The incident has dominated the news cycle since news broke of the crash about twelve hours ago
Tonight (tomorrow in New Zealand), the New Zealand website stuff asks "Does downing of MH17 flight mean war?"
Although it's unclear exactly who was behind the apparent ground-launched missile that destroyed the Malaysia Airlines Boeing 777, US allies who have tried to occupy the middle ground in the worst crisis in relations between Russia and the West since the end of the Cold War may now support bolder action to end the fighting in Ukraine.
"Some people thought Ukraine didn't have anything to do with them. They are now discovering their error," one senior US official said, adding that this could shatter the view in some European capitals that the conflict was largely contained.
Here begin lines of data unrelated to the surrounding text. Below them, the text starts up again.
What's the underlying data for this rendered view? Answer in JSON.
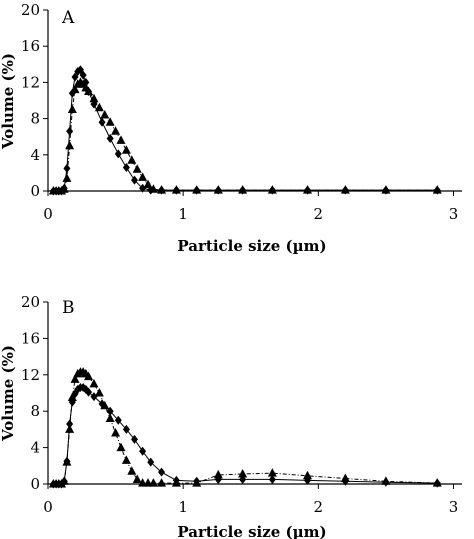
{
  "chart_data": [
    {
      "type": "line",
      "panel_label": "A",
      "xlabel": "Particle size (µm)",
      "ylabel": "Volume (%)",
      "xlim": [
        0,
        3.1
      ],
      "ylim": [
        0,
        20
      ],
      "xticks": [
        0,
        1,
        2,
        3
      ],
      "yticks": [
        0,
        4,
        8,
        12,
        16,
        20
      ],
      "grid": false,
      "series": [
        {
          "marker": "diamond",
          "line": "solid",
          "x": [
            0.04,
            0.06,
            0.08,
            0.1,
            0.12,
            0.14,
            0.16,
            0.18,
            0.2,
            0.22,
            0.24,
            0.26,
            0.28,
            0.3,
            0.34,
            0.4,
            0.46,
            0.52,
            0.58,
            0.64,
            0.7,
            0.76,
            0.84,
            0.95,
            1.1,
            1.26,
            1.44,
            1.66,
            1.92,
            2.2,
            2.5,
            2.88
          ],
          "y": [
            0,
            0,
            0,
            0,
            0.3,
            2.5,
            6.6,
            10.8,
            12.6,
            13.2,
            13.4,
            12.8,
            12.0,
            11.0,
            9.6,
            7.6,
            5.8,
            4.1,
            2.6,
            1.2,
            0.3,
            0.1,
            0.1,
            0.1,
            0.1,
            0.1,
            0.1,
            0.1,
            0.1,
            0.1,
            0.1,
            0.1
          ]
        },
        {
          "marker": "triangle",
          "line": "dash-dot",
          "x": [
            0.04,
            0.06,
            0.08,
            0.1,
            0.12,
            0.14,
            0.16,
            0.18,
            0.2,
            0.22,
            0.24,
            0.26,
            0.28,
            0.3,
            0.34,
            0.38,
            0.42,
            0.46,
            0.5,
            0.54,
            0.58,
            0.62,
            0.66,
            0.7,
            0.74,
            0.78,
            0.84,
            0.95,
            1.1,
            1.26,
            1.44,
            1.66,
            1.92,
            2.2,
            2.5,
            2.88
          ],
          "y": [
            0,
            0,
            0,
            0,
            0.2,
            1.4,
            5.0,
            9.0,
            11.2,
            11.8,
            12.0,
            11.8,
            11.4,
            11.0,
            10.2,
            9.2,
            8.4,
            7.6,
            6.6,
            5.6,
            4.5,
            3.4,
            2.4,
            1.5,
            0.7,
            0.2,
            0.1,
            0.1,
            0.1,
            0.1,
            0.1,
            0.1,
            0.1,
            0.1,
            0.1,
            0.1
          ]
        }
      ]
    },
    {
      "type": "line",
      "panel_label": "B",
      "xlabel": "Particle size (µm)",
      "ylabel": "Volume (%)",
      "xlim": [
        0,
        3.1
      ],
      "ylim": [
        0,
        20
      ],
      "xticks": [
        0,
        1,
        2,
        3
      ],
      "yticks": [
        0,
        4,
        8,
        12,
        16,
        20
      ],
      "grid": false,
      "series": [
        {
          "marker": "diamond",
          "line": "solid",
          "x": [
            0.04,
            0.06,
            0.08,
            0.1,
            0.12,
            0.14,
            0.16,
            0.18,
            0.2,
            0.22,
            0.24,
            0.26,
            0.28,
            0.3,
            0.34,
            0.4,
            0.46,
            0.52,
            0.58,
            0.64,
            0.7,
            0.76,
            0.84,
            0.95,
            1.1,
            1.26,
            1.44,
            1.66,
            1.92,
            2.2,
            2.5,
            2.88
          ],
          "y": [
            0,
            0,
            0,
            0,
            0.3,
            2.5,
            6.6,
            9.0,
            9.9,
            10.4,
            10.6,
            10.6,
            10.4,
            10.1,
            9.6,
            8.8,
            8.0,
            7.0,
            6.0,
            4.9,
            3.6,
            2.4,
            1.3,
            0.4,
            0.3,
            0.5,
            0.5,
            0.5,
            0.4,
            0.3,
            0.2,
            0.1
          ]
        },
        {
          "marker": "triangle",
          "line": "dash-dot",
          "x": [
            0.04,
            0.06,
            0.08,
            0.1,
            0.12,
            0.14,
            0.16,
            0.18,
            0.2,
            0.22,
            0.24,
            0.26,
            0.28,
            0.3,
            0.34,
            0.38,
            0.42,
            0.46,
            0.5,
            0.54,
            0.58,
            0.62,
            0.66,
            0.7,
            0.74,
            0.78,
            0.84,
            0.95,
            1.1,
            1.26,
            1.44,
            1.66,
            1.92,
            2.2,
            2.5,
            2.88
          ],
          "y": [
            0,
            0,
            0,
            0,
            0.3,
            2.4,
            6.0,
            9.5,
            11.5,
            12.1,
            12.3,
            12.3,
            12.1,
            11.8,
            11.0,
            10.0,
            8.6,
            7.2,
            5.6,
            4.0,
            2.6,
            1.4,
            0.5,
            0.1,
            0.1,
            0.1,
            0.1,
            0.1,
            0.1,
            1.0,
            1.1,
            1.2,
            0.9,
            0.6,
            0.3,
            0.1
          ]
        }
      ]
    }
  ]
}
Unless the warmongers in Washington and other relevant world capitals get their way, the answer to stuff's question is, No. The last two (U.S.-related) times commercial flights were downed by missiles, the world and its leaders managed to avoid a war. Agendas aside, it shouldn't be difficult to avoid one here either and the push for war kinetic action in the wake of the downed Malaysia Air flight provides a very real world example of what's at stake in the debate over how interventionist U.S. foreign policy should be, a debate that's more prominent in domestic politics now than it has been in years.